针对投影物镜温度控制系统具有多重扰、多时滞和时间常数较大等问题, 搭建了投影物镜温控实验平台; 研究了实验平台的结构、激励信号设计、数据预处理方法和建模算法, 建立了超高精度温度响应模型。首先, 考虑光刻机对震动和洁净度的严格要求, 设计了远距离串级水冷控制系统; 进行了物镜温度的阶跃响应实验, 采用两点法建立了物镜的温度响应传递函数(粗建模)。然后, 根据获得的物镜阶跃响应传递函数, 设计二位式伪随机辨识输入信号的参数, 并采用分段线性化方法对输入输出数据进行预处理。最后, 设计迭代最小二乘算法,辨识得到物镜的ARMAX温度响应模型(精建模)。基于该模型的物镜温控实验结果表明：在环境温度波动幅值达0.6 ℃并加入3 W的热扰动条件下, 物镜温度稳态误差控制在±0.001 ℃以内, 满足光刻机对投影物镜的超高精度温度控制要求。

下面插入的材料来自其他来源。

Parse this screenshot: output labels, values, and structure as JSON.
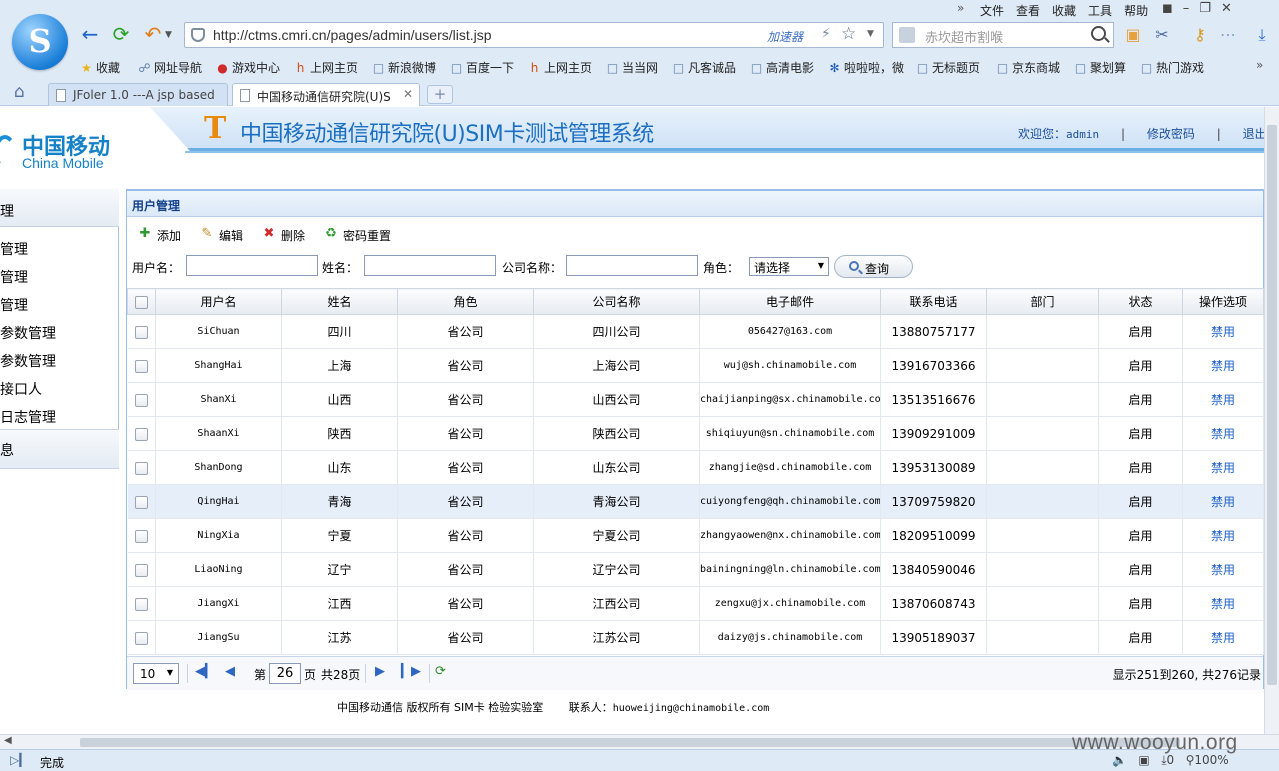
{
  "browser": {
    "menu": [
      "文件",
      "查看",
      "收藏",
      "工具",
      "帮助"
    ],
    "url": "http://ctms.cmri.cn/pages/admin/users/list.jsp",
    "accelerator_label": "加速器",
    "search_placeholder": "赤坎超市割喉",
    "favorites": [
      "收藏",
      "网址导航",
      "游戏中心",
      "上网主页",
      "新浪微博",
      "百度一下",
      "上网主页",
      "当当网",
      "凡客诚品",
      "高清电影",
      "啦啦啦，微",
      "无标题页",
      "京东商城",
      "聚划算",
      "热门游戏"
    ],
    "tabs": [
      {
        "label": "JFoler 1.0 ---A jsp based"
      },
      {
        "label": "中国移动通信研究院(U)S"
      }
    ],
    "status": "完成",
    "zoom": "100%",
    "download_count": "0"
  },
  "header": {
    "logo_cn": "中国移动",
    "logo_en": "China Mobile",
    "system_title": "中国移动通信研究院(U)SIM卡测试管理系统",
    "welcome_label": "欢迎您：",
    "username": "admin",
    "change_password": "修改密码",
    "logout": "退出"
  },
  "sidebar": {
    "head": "理",
    "items": [
      "管理",
      "管理",
      "管理",
      "参数管理",
      "参数管理",
      "接口人",
      "日志管理"
    ],
    "footer": "息"
  },
  "panel": {
    "title": "用户管理",
    "toolbar": {
      "add": "添加",
      "edit": "编辑",
      "delete": "删除",
      "reset_password": "密码重置"
    },
    "search": {
      "username_label": "用户名：",
      "name_label": "姓名：",
      "company_label": "公司名称：",
      "role_label": "角色：",
      "role_value": "请选择",
      "query_button": "查询"
    },
    "columns": [
      "用户名",
      "姓名",
      "角色",
      "公司名称",
      "电子邮件",
      "联系电话",
      "部门",
      "状态",
      "操作选项"
    ],
    "rows": [
      {
        "username": "SiChuan",
        "name": "四川",
        "role": "省公司",
        "company": "四川公司",
        "email": "056427@163.com",
        "phone": "13880757177",
        "dept": "",
        "status": "启用",
        "action": "禁用"
      },
      {
        "username": "ShangHai",
        "name": "上海",
        "role": "省公司",
        "company": "上海公司",
        "email": "wuj@sh.chinamobile.com",
        "phone": "13916703366",
        "dept": "",
        "status": "启用",
        "action": "禁用"
      },
      {
        "username": "ShanXi",
        "name": "山西",
        "role": "省公司",
        "company": "山西公司",
        "email": "chaijianping@sx.chinamobile.co",
        "phone": "13513516676",
        "dept": "",
        "status": "启用",
        "action": "禁用"
      },
      {
        "username": "ShaanXi",
        "name": "陕西",
        "role": "省公司",
        "company": "陕西公司",
        "email": "shiqiuyun@sn.chinamobile.com",
        "phone": "13909291009",
        "dept": "",
        "status": "启用",
        "action": "禁用"
      },
      {
        "username": "ShanDong",
        "name": "山东",
        "role": "省公司",
        "company": "山东公司",
        "email": "zhangjie@sd.chinamobile.com",
        "phone": "13953130089",
        "dept": "",
        "status": "启用",
        "action": "禁用"
      },
      {
        "username": "QingHai",
        "name": "青海",
        "role": "省公司",
        "company": "青海公司",
        "email": "cuiyongfeng@qh.chinamobile.com",
        "phone": "13709759820",
        "dept": "",
        "status": "启用",
        "action": "禁用"
      },
      {
        "username": "NingXia",
        "name": "宁夏",
        "role": "省公司",
        "company": "宁夏公司",
        "email": "zhangyaowen@nx.chinamobile.com",
        "phone": "18209510099",
        "dept": "",
        "status": "启用",
        "action": "禁用"
      },
      {
        "username": "LiaoNing",
        "name": "辽宁",
        "role": "省公司",
        "company": "辽宁公司",
        "email": "bainingning@ln.chinamobile.com",
        "phone": "13840590046",
        "dept": "",
        "status": "启用",
        "action": "禁用"
      },
      {
        "username": "JiangXi",
        "name": "江西",
        "role": "省公司",
        "company": "江西公司",
        "email": "zengxu@jx.chinamobile.com",
        "phone": "13870608743",
        "dept": "",
        "status": "启用",
        "action": "禁用"
      },
      {
        "username": "JiangSu",
        "name": "江苏",
        "role": "省公司",
        "company": "江苏公司",
        "email": "daizy@js.chinamobile.com",
        "phone": "13905189037",
        "dept": "",
        "status": "启用",
        "action": "禁用"
      }
    ],
    "selected_row_index": 5,
    "pager": {
      "page_size": "10",
      "page_prefix": "第",
      "current_page": "26",
      "page_suffix": "页",
      "total_pages": "共28页",
      "range_info": "显示251到260, 共276记录"
    }
  },
  "footer": {
    "copyright": "中国移动通信 版权所有 SIM卡 检验实验室",
    "contact_label": "联系人：",
    "contact_email": "huoweijing@chinamobile.com"
  },
  "watermark": "www.wooyun.org",
  "colors": {
    "brand_blue": "#1582c8",
    "title_blue": "#1b6fc2",
    "link_blue": "#1d60c8",
    "panel_border": "#99bce8"
  }
}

In consideration of the repetitive disturbance, time lag and a larger time constant in a temperature control system for the projection lens, a temperature control experimental platform of projection lens was built. The structures, data preprocessing method and modeling algorithm for the experimental platform were researched, and a high precision temperature response model was established. Firstly, Taking into account the request of a lithographic machine for stringent vibration and cleanliness, the long-distance range cascade water cooling control system was designed. Then, the step response experiment of projection lens on the temperature was carried on, and the temperature response transfer function of projection lens was established with the two-point method(coarse model). Furthermore, pseudo random input signal was designed on the basis of the transfer function, and the input and output data were preprocessed by using the piecewise linear method. Finally, the iteration least square algorithm was designed to obtain the ARMAX temperature response model of projection lens. The temperature control experiment based on the model show that the temperature stability of the projection lens achieves ±0.001 ℃ in environment temperature with a fluctuation amplitudes up to 0.6 ℃ and thermal disturbance of 3 W, which meets the requirements of projection lens of lithography for ultra-high-precision temperature control.